Communication skills and professionalism are their biggest challenges. Students depend too much on electronic communication. Tweets and texts are great, but the art of communicating eyeball-to-eyeball is what’s going to make you successful in the future. Similarly, tweets and texts are too informal. They are fine for family and friends. However, different generations communicate differently and you need to be articulate to get your pitch across to a diverse/different audience. It takes practice. Students need to practice it more.
What has been your biggest professional challenge?
When I started the Humanitarian Demining Training Center with numerous subject matter experts in landmine removal, improvised explosives and mine awareness, I had to balance an intense career with family needs. We worked all over the world. The challenge was that with a new organization, there was no road map to follow and no established market.
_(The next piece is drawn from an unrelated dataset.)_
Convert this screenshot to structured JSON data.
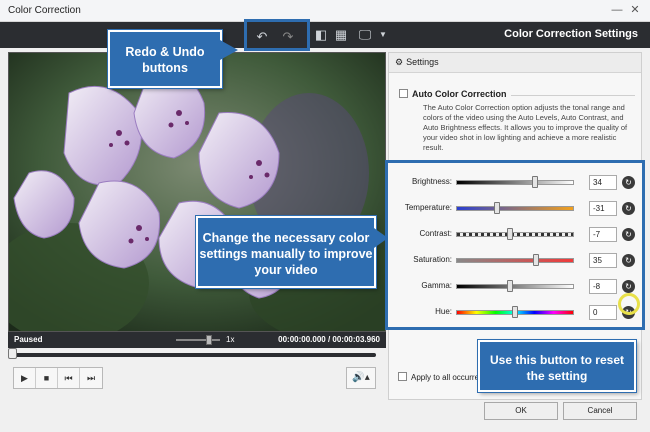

The politics, nationally and internationally, were exceptionally complicated. It simply took a lot of stick-to-itiveness to grow the organization in that atmosphere while maintaining a family life.
What have you done that is really cool?
A few months ago, my wife and I had our 25th wedding anniversary. To celebrate, we ordered a 2012 Corvette Z06. It’s our third Corvette, but this one is special because our 3 kids hand-built the 505 hp engine at GM’s Performance Build Center and then my wife and I walked the car down the assembly line in Bowling Green, KY. The car then sat on display at the National Corvette Museum for about a week before we picked it up. On nice days, I love to take off for a drive. It is cool (for a middle-aged guy)!